Notice of Privacy Practices


Jayne I Lessard
M.A. Clinical Psychology
LPC, AAMFT


908 Flicker Lane
High Point, NC 27262
(336) 988-6433

Notice of Privacy Practices

THIS NOTICE DESCRIBES HOW MEDICAL INFORMATION ABOUT YOU MAY BE USED AND DISCLOSED AND HOW YOU CAN GET ACCESS TO THIS INFORMATION. PLEASE REVIEW THIS NOTICE CAREFULLY. YOUR PRIVACY IS IMPORTANT TO ME.

Your record contains personal information about you and your health. This information about you that may identify you and that relates to your past, present or future physical or mental health or condition and related health care services is referred to as Protected Health Information (“PHI”). This Notice of Privacy Practices describes how we may use and disclose your PHI in accordance with applicable law. It also describes your rights regarding how you may gain access to and control your PHI.

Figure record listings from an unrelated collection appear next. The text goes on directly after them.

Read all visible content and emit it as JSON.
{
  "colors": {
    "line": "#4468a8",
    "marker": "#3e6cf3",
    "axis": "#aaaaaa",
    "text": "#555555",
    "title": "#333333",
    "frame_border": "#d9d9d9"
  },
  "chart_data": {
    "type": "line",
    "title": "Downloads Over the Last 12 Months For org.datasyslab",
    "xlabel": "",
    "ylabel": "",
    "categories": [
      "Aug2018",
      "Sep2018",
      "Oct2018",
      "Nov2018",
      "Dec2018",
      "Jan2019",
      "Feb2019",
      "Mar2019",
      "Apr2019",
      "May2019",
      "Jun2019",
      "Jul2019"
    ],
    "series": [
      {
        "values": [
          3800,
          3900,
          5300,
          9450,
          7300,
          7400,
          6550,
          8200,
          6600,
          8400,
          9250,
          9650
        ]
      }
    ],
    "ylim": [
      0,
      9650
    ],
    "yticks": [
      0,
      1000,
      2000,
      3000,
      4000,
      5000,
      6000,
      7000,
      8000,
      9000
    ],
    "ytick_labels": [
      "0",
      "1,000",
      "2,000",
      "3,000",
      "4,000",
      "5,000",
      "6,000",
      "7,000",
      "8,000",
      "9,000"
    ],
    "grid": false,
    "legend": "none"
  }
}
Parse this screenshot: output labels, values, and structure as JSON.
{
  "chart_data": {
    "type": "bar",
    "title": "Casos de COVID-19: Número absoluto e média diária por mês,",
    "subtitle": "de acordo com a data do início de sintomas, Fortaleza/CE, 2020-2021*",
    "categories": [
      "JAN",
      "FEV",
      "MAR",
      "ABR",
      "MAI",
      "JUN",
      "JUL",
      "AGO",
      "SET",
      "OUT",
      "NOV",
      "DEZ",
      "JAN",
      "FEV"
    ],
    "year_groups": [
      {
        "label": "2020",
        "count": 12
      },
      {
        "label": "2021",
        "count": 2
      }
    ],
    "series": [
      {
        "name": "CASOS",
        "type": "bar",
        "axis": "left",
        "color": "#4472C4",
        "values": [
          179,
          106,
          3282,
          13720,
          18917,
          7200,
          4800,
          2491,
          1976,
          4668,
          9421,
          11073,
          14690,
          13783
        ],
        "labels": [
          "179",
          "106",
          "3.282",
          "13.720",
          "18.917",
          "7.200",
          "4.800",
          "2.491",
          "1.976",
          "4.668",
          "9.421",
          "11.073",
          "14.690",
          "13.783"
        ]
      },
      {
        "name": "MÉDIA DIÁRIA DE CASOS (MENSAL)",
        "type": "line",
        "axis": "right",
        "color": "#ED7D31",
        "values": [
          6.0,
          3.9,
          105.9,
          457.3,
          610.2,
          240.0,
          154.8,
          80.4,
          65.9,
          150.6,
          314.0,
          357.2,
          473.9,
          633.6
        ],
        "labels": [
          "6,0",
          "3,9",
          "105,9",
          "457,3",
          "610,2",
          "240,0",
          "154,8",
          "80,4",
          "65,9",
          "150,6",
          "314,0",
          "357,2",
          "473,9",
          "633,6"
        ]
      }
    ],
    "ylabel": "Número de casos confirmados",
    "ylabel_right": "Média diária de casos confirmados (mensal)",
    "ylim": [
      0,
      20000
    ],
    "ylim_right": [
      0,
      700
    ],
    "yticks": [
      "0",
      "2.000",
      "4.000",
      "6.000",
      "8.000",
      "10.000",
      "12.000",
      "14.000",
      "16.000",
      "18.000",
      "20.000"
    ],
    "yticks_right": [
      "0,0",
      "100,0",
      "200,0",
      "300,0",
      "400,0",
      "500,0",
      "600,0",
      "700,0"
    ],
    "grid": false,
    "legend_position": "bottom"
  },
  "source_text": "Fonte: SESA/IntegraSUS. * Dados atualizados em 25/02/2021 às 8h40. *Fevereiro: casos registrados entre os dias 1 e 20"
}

I am required by law to maintaing the privacy of PHI and to provide you with notice of our legal duties and privacy practices with respect to PHI. I am required to abide by the terms of this Notice of Privacy Practices. I reserve the right to change the terms of our Notice of Privacy Practices at any time. Any new Notice of Privacy Practices will be effective for all PHI that we maintain at the time. I will provide you with a copy of the revised Notice of Privacy Practices by sending a copy to you in the mail upon request or providing one to you at your next appointment.

HOW WE MAY USE AND DISCLOSE HEALTH INFORMATION ABOUT YOU

For Treatment: Your PHI may be used and disclosed by those who are involved in your care for the purpose of providing, coordination, or managing your health care treatment and related services. I may disclose PHI to any other consultant only with your authorization.

For Payment: I may use and disclose PHI so that I can receive payment for the treatment services provided to you. This will only be done with your authorization. Examples of payment-related activities are: Making a determination of eligibility or coverage for insurance benefits, processing claims with your insurance company, reviewing services provided to you to determine medical necessity, or undertaking utilization review activities.

For Health Care Operations: I may use or disclose, as needed, your PHI in order to support my business activities. For example, I may share your PHI with third parties that perform various business activities (e.g. billing or data entry services) provided we have a written contract with the business that requires it to safeguard the privacy of your PHI. For training or teaching purposes PHI will be disclosed only with your authorization. I may use your PHI to call or write to remind you of appointments and to inform you of additional services or treatment alternatives that are available to you.

Required by Law: Under the law, we must make disclosures of your PHI to you upon your request. In addition, we must make disclosures to the Secretary of the Department of Health and Human Services for the purpose of investigation or determining our compliance with the requirements of the Privacy Rule.